Nonlinear bifurcation analysis of stiffener profiles via deflation techniques

Abstract

When loading experiments are repeated on different samples, qualitatively different results can occur. This is due to factors such as geometric imperfections, load asymmetries, unevenly stressed regions or uneven material distributions created by manufacturing processes. This fact makes designing robust thin-walled structures difficult. One numerical strategy for exploring these different possible responses is to impose various initial imperfections on the geometry before loading, leading to different final solutions. However, this strategy is tedious, error-prone and gives an incomplete picture of the possible buckled configurations of the system.

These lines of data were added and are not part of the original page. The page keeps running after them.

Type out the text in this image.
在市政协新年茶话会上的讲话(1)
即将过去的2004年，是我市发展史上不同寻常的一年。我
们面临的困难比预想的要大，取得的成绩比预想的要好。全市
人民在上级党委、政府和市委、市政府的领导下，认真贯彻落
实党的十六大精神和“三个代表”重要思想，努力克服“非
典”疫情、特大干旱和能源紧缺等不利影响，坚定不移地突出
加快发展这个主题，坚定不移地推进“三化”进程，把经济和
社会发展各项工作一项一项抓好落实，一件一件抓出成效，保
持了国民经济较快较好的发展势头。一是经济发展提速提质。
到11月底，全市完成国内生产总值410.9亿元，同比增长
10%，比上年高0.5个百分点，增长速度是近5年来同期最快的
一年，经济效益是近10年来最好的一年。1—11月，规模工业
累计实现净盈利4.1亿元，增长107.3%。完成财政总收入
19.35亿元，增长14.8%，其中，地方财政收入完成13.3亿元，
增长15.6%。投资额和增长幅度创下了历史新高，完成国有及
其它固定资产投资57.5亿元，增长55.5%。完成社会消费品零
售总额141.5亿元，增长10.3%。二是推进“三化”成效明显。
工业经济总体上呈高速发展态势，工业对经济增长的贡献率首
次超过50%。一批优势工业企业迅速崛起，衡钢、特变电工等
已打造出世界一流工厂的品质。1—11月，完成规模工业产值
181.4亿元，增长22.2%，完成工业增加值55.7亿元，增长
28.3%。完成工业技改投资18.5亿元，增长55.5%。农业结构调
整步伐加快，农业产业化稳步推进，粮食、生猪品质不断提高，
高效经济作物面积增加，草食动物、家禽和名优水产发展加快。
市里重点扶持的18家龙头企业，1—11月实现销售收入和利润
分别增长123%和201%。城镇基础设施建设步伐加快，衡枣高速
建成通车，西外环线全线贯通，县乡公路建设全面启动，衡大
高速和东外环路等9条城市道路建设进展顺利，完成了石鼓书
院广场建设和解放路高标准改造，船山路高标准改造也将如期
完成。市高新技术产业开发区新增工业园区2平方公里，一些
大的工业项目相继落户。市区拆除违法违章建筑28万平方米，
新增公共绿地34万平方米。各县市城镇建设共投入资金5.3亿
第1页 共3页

The present study demonstrates how a deflation strategy can be applied to obtain multiple solutions for the more robust design of thin-walled structures under displacement controlled uniaxial compression. We first demonstrate that distinct initial imperfections trigger different sequences of instability events in the Saint Venant–Kirchhoff hyperelastic model. We then employ deflation to investigate multiple bifurcation paths without the use of initial imperfections. A key advantage of this approach is that it can capture disconnected branches that cannot easily be discovered by conventional arc-length continuation and branch switching algorithms. Numerical experiments are given for three types of aircraft stiffener profiles. Our proposed technique is shown to be a powerful tool for exploring multiple disconnected bifurcation paths without requiring detailed insight for designing initial imperfections. We hypothesise that this technique will be very useful in the design process of robust thin-walled structures that must consider a variety of bifurcation paths.